Hier also fragmentarisch einige Reiseeindrücke: Die Republik Gabun wird heutzutage auf dem Luftweg (Frankfurt nach Libreville: 5.500 km) innerhalb von etwa sieben Stunden erreicht. Die Kleinstadt Lambarene (ca. 24.000 Einwohner) liegt rund 240 km südlich der Hauptstadt und ist innerhalb von knapp fünf Stunden mit dem Auto erreichbar. Die Einfahrt auf das Spitalgelände ist ein lange erwarteter erhebender Augenblick, der von einem tiefen Ehrfurchtsgefühl begleitet wird. Unsere Zimmer liegen in unmittelbarer Nähe zu den Gräbern von Helene und Albert Schweitzer in der historischen Zone abseits vom jetzigen Spitalbetrieb mit herrlichem Blick auf den Fluss Ogowe. Die kommenden zehn Tage werden ein großartiges Ensemble aus historischen Impressionen und interessanten zwischenmenschlichen Begegnungen.

Historisch gerecht begannen wir mit einem Besuch der etwa drei Kilometer entfernten ehemaligen evangelischen Missionsstation Andende, in welcher sich das Ehepaar Schweitzer nach seiner Ankunft am 16. April 1913 einquartierte. Die Missionsstation liegt etwa 50 Meter oberhalb des Ogowe und wird heute als Privathaus genutzt. Nur noch Kennern mit Detailblick erschließt sich die Geschichtsträchtigkeit dieses Ortes, an dem einst der berühmte Hühnerstall stand, in welchem Albert Schweitzer seine ersten Behandlungen durchführte.

Demgegenüber bringt das sogenannte „Alte Spital“ auf dem jetzigen etwa 120 Hektar großen Gelände des Albert-Schweitzer-Spitals dem Besucher die damalige Zeit in beeindruckender Weise nahe. In dem 1927 fertiggestellten, jüngst renovierten Gebäude und jetzigem Museum wird der Spitalbetrieb zu Zeiten von Albert Schweitzer vor dem geistigen Auge lebendig. Die Kranken kamen per Piroge am Ufer des Ogowe an und gingen dann aufwärts zum Spital, wo sie empfangen wurden. Einzigartige Exponate und historische Dokumente zeugen von der umfassenden medizinischen Hilfe, welche hier über Jahrzehnte geleistet wurde und die das Schicksal unzähliger Patienten erleichtert hat. Das „Alte Spital“ blieb über den Tod von Albert Schweitzer im Jahre 1965 hinaus funktionstüchtig und wurde erst durch den von Rhena Schweitzer initiierten Neubau, dem jetzigen Spital (Fertigstellung 1981), abgelöst.

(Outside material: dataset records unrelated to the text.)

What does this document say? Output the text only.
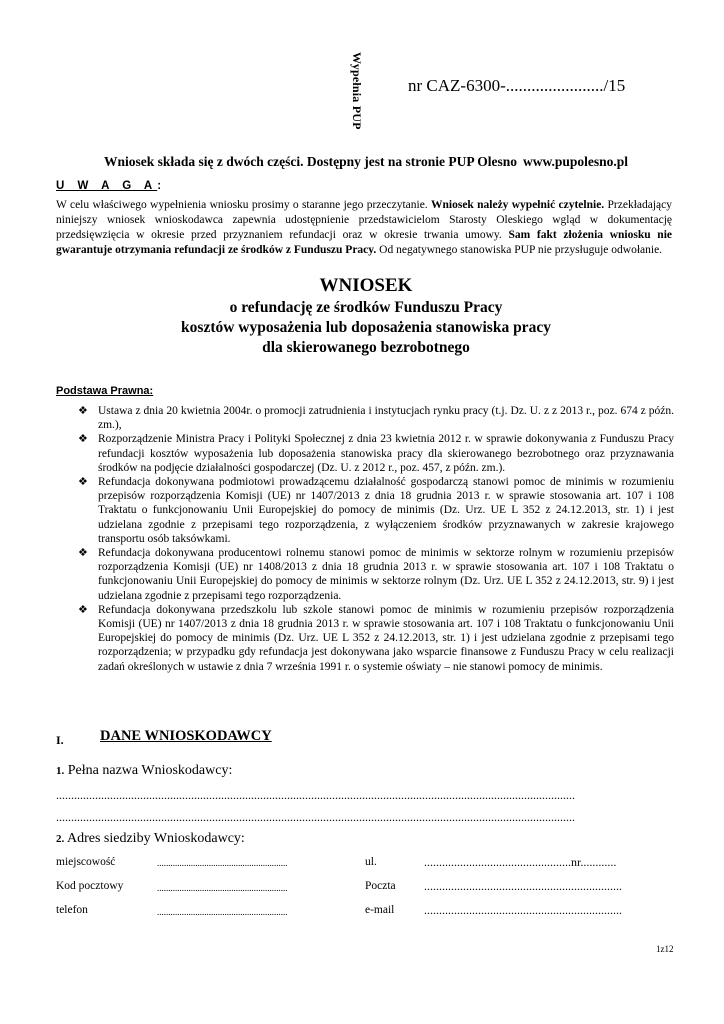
Wypełnia PUP	nr CAZ-6300-......................./15
Wniosek składa się z dwóch części. Dostępny jest na stronie PUP Olesno www.pupolesno.pl
U W A G A:
W celu właściwego wypełnienia wniosku prosimy o staranne jego przeczytanie. Wniosek należy wypełnić czytelnie. Przekładający niniejszy wniosek wnioskodawca zapewnia udostępnienie przedstawicielom Starosty Oleskiego wgląd w dokumentację przedsięwzięcia w okresie przed przyznaniem refundacji oraz w okresie trwania umowy. Sam fakt złożenia wniosku nie gwarantuje otrzymania refundacji ze środków z Funduszu Pracy. Od negatywnego stanowiska PUP nie przysługuje odwołanie.
WNIOSEK
o refundację ze środków Funduszu Pracy
kosztów wyposażenia lub doposażenia stanowiska pracy
dla skierowanego bezrobotnego
Podstawa Prawna:
❖ Ustawa z dnia 20 kwietnia 2004r. o promocji zatrudnienia i instytucjach rynku pracy (t.j. Dz. U. z z 2013 r., poz. 674 z późn. zm.),
❖ Rozporządzenie Ministra Pracy i Polityki Społecznej z dnia 23 kwietnia 2012 r. w sprawie dokonywania z Funduszu Pracy refundacji kosztów wyposażenia lub doposażenia stanowiska pracy dla skierowanego bezrobotnego oraz przyznawania środków na podjęcie działalności gospodarczej (Dz. U. z 2012 r., poz. 457, z późn. zm.).
❖ Refundacja dokonywana podmiotowi prowadzącemu działalność gospodarczą stanowi pomoc de minimis w rozumieniu przepisów rozporządzenia Komisji (UE) nr 1407/2013 z dnia 18 grudnia 2013 r. w sprawie stosowania art. 107 i 108 Traktatu o funkcjonowaniu Unii Europejskiej do pomocy de minimis (Dz. Urz. UE L 352 z 24.12.2013, str. 1) i jest udzielana zgodnie z przepisami tego rozporządzenia, z wyłączeniem środków przyznawanych w zakresie krajowego transportu osób taksówkami.
❖ Refundacja dokonywana producentowi rolnemu stanowi pomoc de minimis w sektorze rolnym w rozumieniu przepisów rozporządzenia Komisji (UE) nr 1408/2013 z dnia 18 grudnia 2013 r. w sprawie stosowania art. 107 i 108 Traktatu o funkcjonowaniu Unii Europejskiej do pomocy de minimis w sektorze rolnym (Dz. Urz. UE L 352 z 24.12.2013, str. 9) i jest udzielana zgodnie z przepisami tego rozporządzenia.
❖ Refundacja dokonywana przedszkolu lub szkole stanowi pomoc de minimis w rozumieniu przepisów rozporządzenia Komisji (UE) nr 1407/2013 z dnia 18 grudnia 2013 r. w sprawie stosowania art. 107 i 108 Traktatu o funkcjonowaniu Unii Europejskiej do pomocy de minimis (Dz. Urz. UE L 352 z 24.12.2013, str. 1) i jest udzielana zgodnie z przepisami tego rozporządzenia; w przypadku gdy refundacja jest dokonywana jako wsparcie finansowe z Funduszu Pracy w celu realizacji zadań określonych w ustawie z dnia 7 września 1991 r. o systemie oświaty – nie stanowi pomocy de minimis.
I.	DANE WNIOSKODAWCY
1. Pełna nazwa Wnioskodawcy:
.............................................................................................................................................................................
.............................................................................................................................................................................
2. Adres siedziby Wnioskodawcy:
miejscowość	..........................................................	ul.	.................................................nr............
Kod pocztowy	..........................................................	Poczta ..................................................................
telefon	..........................................................	e-mail ..................................................................
1z12
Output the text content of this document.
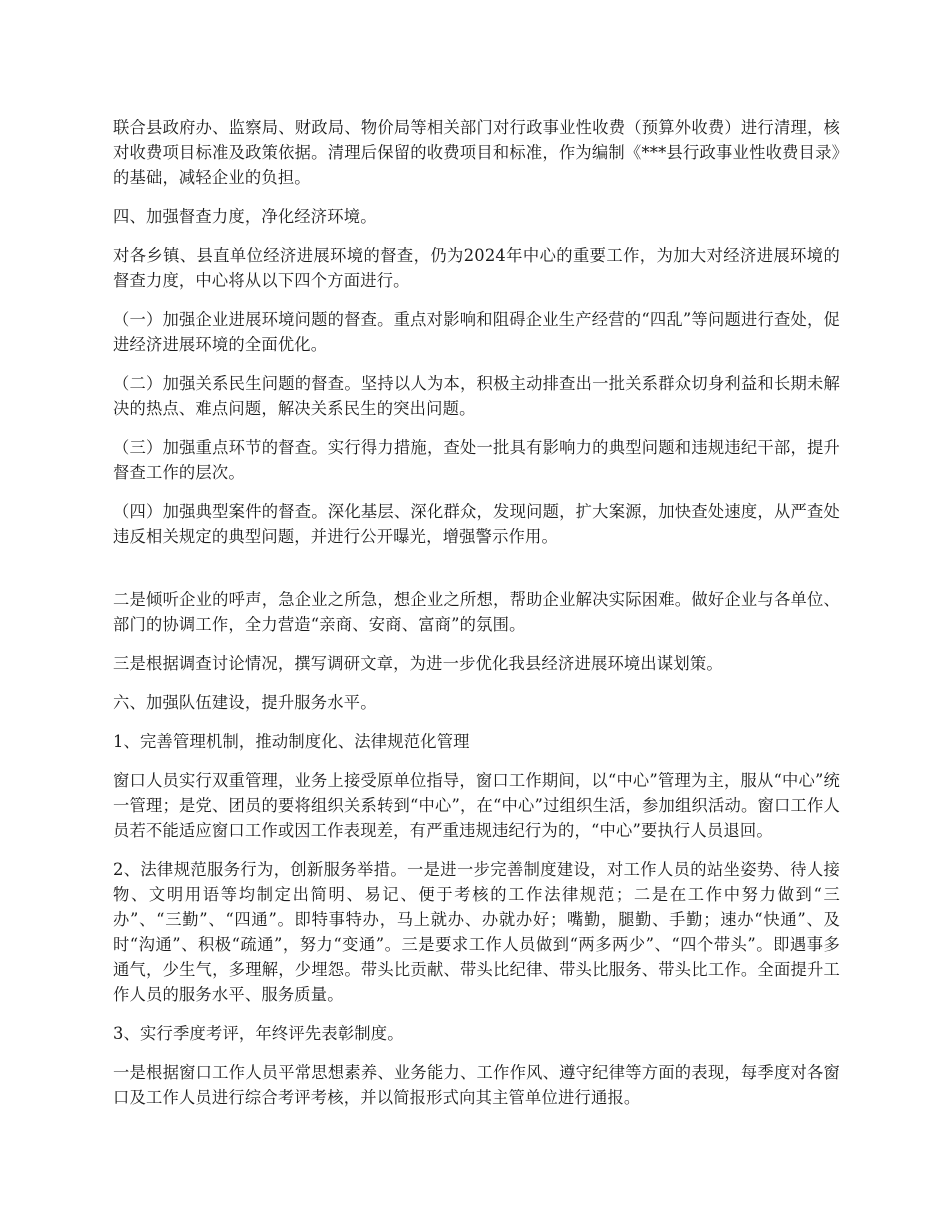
联合县政府办、监察局、财政局、物价局等相关部门对行政事业性收费（预算外收费）进行清理，核对收费项目标准及政策依据。清理后保留的收费项目和标准，作为编制《***县行政事业性收费目录》的基础，减轻企业的负担。

四、加强督查力度，净化经济环境。

对各乡镇、县直单位经济进展环境的督查，仍为2024年中心的重要工作，为加大对经济进展环境的督查力度，中心将从以下四个方面进行。

（一）加强企业进展环境问题的督查。重点对影响和阻碍企业生产经营的“四乱”等问题进行查处，促进经济进展环境的全面优化。

（二）加强关系民生问题的督查。坚持以人为本，积极主动排查出一批关系群众切身利益和长期未解决的热点、难点问题，解决关系民生的突出问题。

（三）加强重点环节的督查。实行得力措施，查处一批具有影响力的典型问题和违规违纪干部，提升督查工作的层次。

（四）加强典型案件的督查。深化基层、深化群众，发现问题，扩大案源，加快查处速度，从严查处违反相关规定的典型问题，并进行公开曝光，增强警示作用。

二是倾听企业的呼声，急企业之所急，想企业之所想，帮助企业解决实际困难。做好企业与各单位、部门的协调工作，全力营造“亲商、安商、富商”的氛围。

三是根据调查讨论情况，撰写调研文章，为进一步优化我县经济进展环境出谋划策。

六、加强队伍建设，提升服务水平。

1、完善管理机制，推动制度化、法律规范化管理

窗口人员实行双重管理，业务上接受原单位指导，窗口工作期间，以“中心”管理为主，服从“中心”统一管理；是党、团员的要将组织关系转到“中心”，在“中心”过组织生活，参加组织活动。窗口工作人员若不能适应窗口工作或因工作表现差，有严重违规违纪行为的，“中心”要执行人员退回。

2、法律规范服务行为，创新服务举措。一是进一步完善制度建设，对工作人员的站坐姿势、待人接物、文明用语等均制定出简明、易记、便于考核的工作法律规范；二是在工作中努力做到“三办”、“三勤”、“四通”。即特事特办，马上就办、办就办好；嘴勤，腿勤、手勤；速办“快通”、及时“沟通”、积极“疏通”，努力“变通”。三是要求工作人员做到“两多两少”、“四个带头”。即遇事多通气，少生气，多理解，少埋怨。带头比贡献、带头比纪律、带头比服务、带头比工作。全面提升工作人员的服务水平、服务质量。

3、实行季度考评，年终评先表彰制度。

一是根据窗口工作人员平常思想素养、业务能力、工作作风、遵守纪律等方面的表现，每季度对各窗口及工作人员进行综合考评考核，并以简报形式向其主管单位进行通报。
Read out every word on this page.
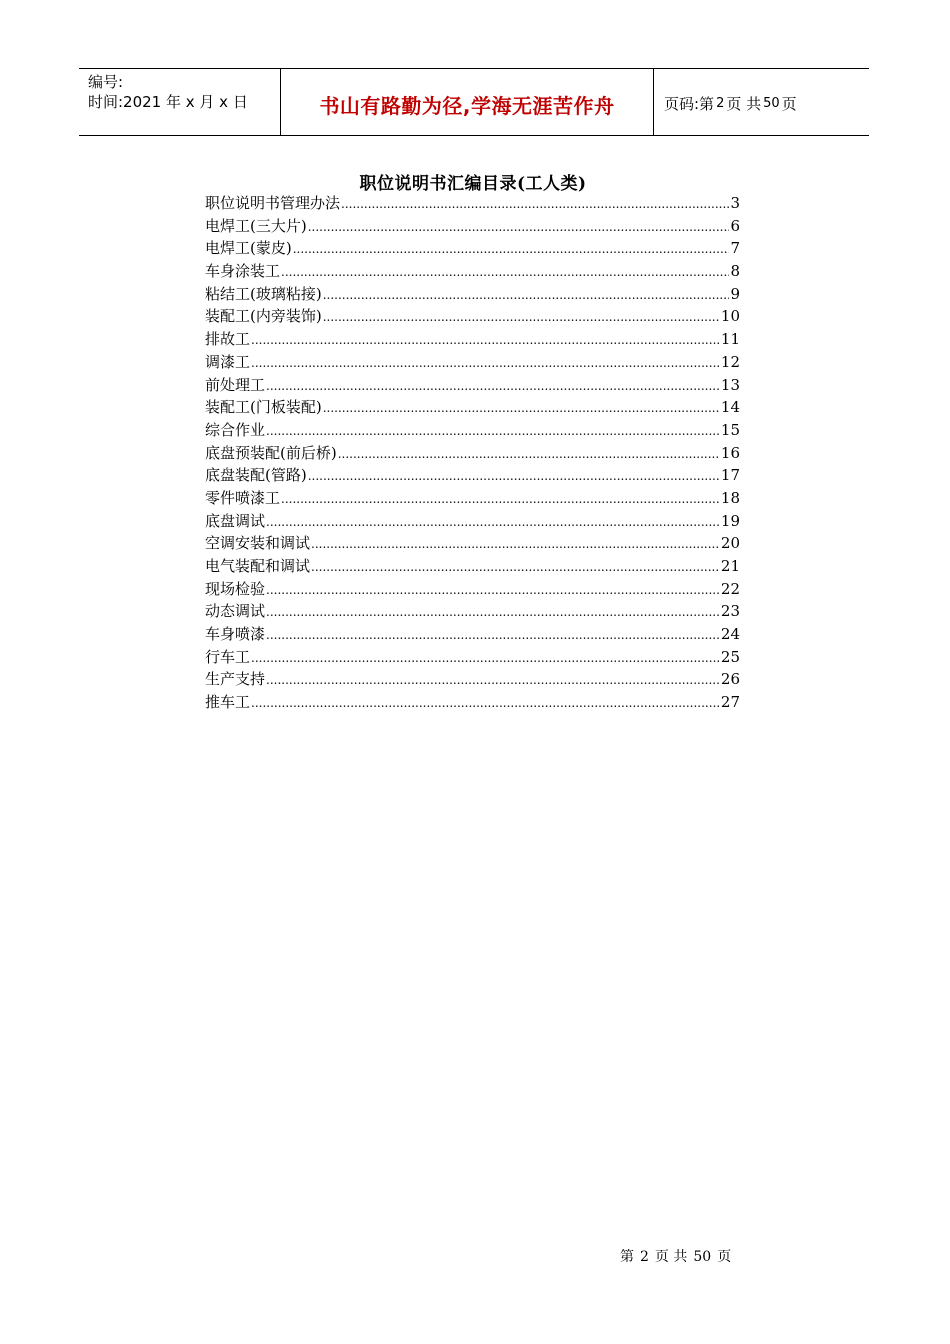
编号:
时间:2021 年 x 月 x 日	书山有路勤为径,学海无涯苦作舟	页码:第 2 页 共 50 页
职位说明书汇编目录(工人类)
职位说明书管理办法 .....	3
电焊工(三大片) .....	6
电焊工(蒙皮) .....	7
车身涂装工 .....	8
粘结工(玻璃粘接) .....	9
装配工(内旁装饰) .....	10
排故工 .....	11
调漆工 .....	12
前处理工 .....	13
装配工(门板装配) .....	14
综合作业 .....	15
底盘预装配(前后桥) .....	16
底盘装配(管路) .....	17
零件喷漆工 .....	18
底盘调试 .....	19
空调安装和调试 .....	20
电气装配和调试 .....	21
现场检验 .....	22
动态调试 .....	23
车身喷漆 .....	24
行车工 .....	25
生产支持 .....	26
推车工 .....	27
第 2 页 共 50 页
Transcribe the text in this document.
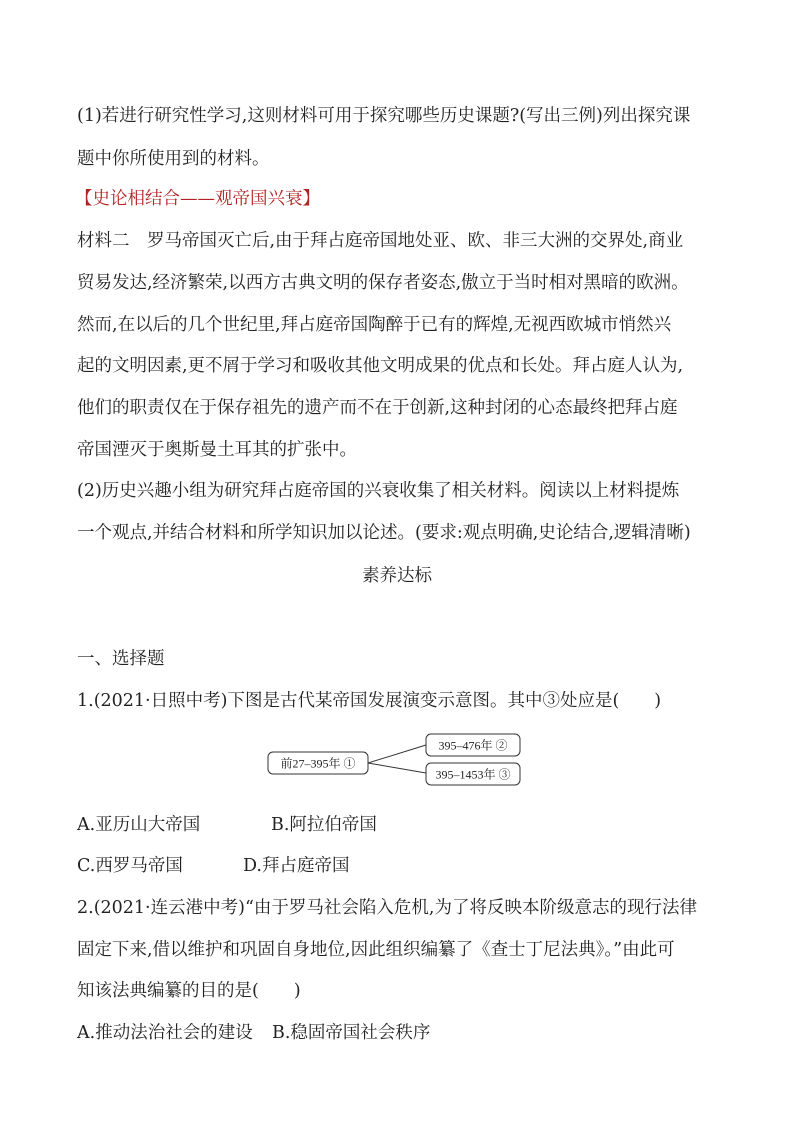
(1)若进行研究性学习,这则材料可用于探究哪些历史课题?(写出三例)列出探究课
题中你所使用到的材料。
【史论相结合——观帝国兴衰】
材料二　罗马帝国灭亡后,由于拜占庭帝国地处亚、欧、非三大洲的交界处,商业
贸易发达,经济繁荣,以西方古典文明的保存者姿态,傲立于当时相对黑暗的欧洲。
然而,在以后的几个世纪里,拜占庭帝国陶醉于已有的辉煌,无视西欧城市悄然兴
起的文明因素,更不屑于学习和吸收其他文明成果的优点和长处。拜占庭人认为,
他们的职责仅在于保存祖先的遗产而不在于创新,这种封闭的心态最终把拜占庭
帝国湮灭于奥斯曼土耳其的扩张中。
(2)历史兴趣小组为研究拜占庭帝国的兴衰收集了相关材料。阅读以上材料提炼
一个观点,并结合材料和所学知识加以论述。(要求:观点明确,史论结合,逻辑清晰)
素养达标
一、选择题
1.(2021·日照中考)下图是古代某帝国发展演变示意图。其中③处应是(　　)
前27–395年 ①
395–476年 ②
395–1453年 ③
A.亚历山大帝国	B.阿拉伯帝国
C.西罗马帝国	D.拜占庭帝国
2.(2021·连云港中考)“由于罗马社会陷入危机,为了将反映本阶级意志的现行法律
固定下来,借以维护和巩固自身地位,因此组织编纂了《查士丁尼法典》。”由此可
知该法典编纂的目的是(　　)
A.推动法治社会的建设 B.稳固帝国社会秩序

Besonders ergreifend ist der Besuch des Lepradorfes, „Dorf des Lichts“, das abseitig auf dem Spitalgelände liegt und dessen Fertigstellung aus den Einnahmen der Nobelpreisverleihung 1954 finanziert wurde. Hier leben noch heute einige ältere Leprakranke, die vom Albert-Schweitzer-Spital versorgt werden, leider aber unter sehr ärmlichen Bedingungen leben müssen.

Ein beglückendes Fanal der Hoffnung ist unsere Bootsfahrt in verschiedene Dörfer, wo wir Zeuge der vom Albert-Schweitzer-Spital organisierten monatlichen Besuche eines Teams von Ärzten und Krankenschwestern im Rahmen der sogenannten PMI (protection maternelle et infantile) werden. Säuglinge werden geimpft, Kinder behandelt und Mütter aufgeklärt. Äußerst erfreulich und bemerkenswert ist dabei: Fast jedes Kind hat ein Gesundheitsbuch, in dem alle medizinischen Maßnahmen notiert werden. Jeder, der dies sieht, versteht sofort, welch unschätzbar wertvolle Hilfe hier geleistet wird. Das aktuelle Albert-Schweitzer-Spital versteht sich als Poliklinik, die alle Patienten behandeln kann und in der bestimmte von Schweitzer eingeführte Regeln weiterhin gelten, etwa die kostenlose Behandlung von Mittellosen und die Beherbergung von Angehörigen der Patienten. Der prägende Eindruck ist, dass alles irgendwie funktioniert, obwohl es an manchem hapert. Das angrenzende Forschungslabor, das unter anderem an einem groß angelegten Impfprojekt gegen Kleinkindmalaria beteiligt ist, wirkt demgegenüber moderner ausgestattet.

Zum Abschluss steht noch eine Motorbootfahrt auf dem Ogowe an, die uns die unermessliche Schönheit der teilweise noch unberührten Urwaldlandschaft mit Flusspferden und Baumriesen vor Augen führt. Der Ehrfurchtsgedanke wird hier in besonders schöner Form lebendig. Mit großer Dankbarkeit und Ergriffenheit kehrt man vom Erbauungserlebnis „Lambarenereise“ zurück in das alte Europa.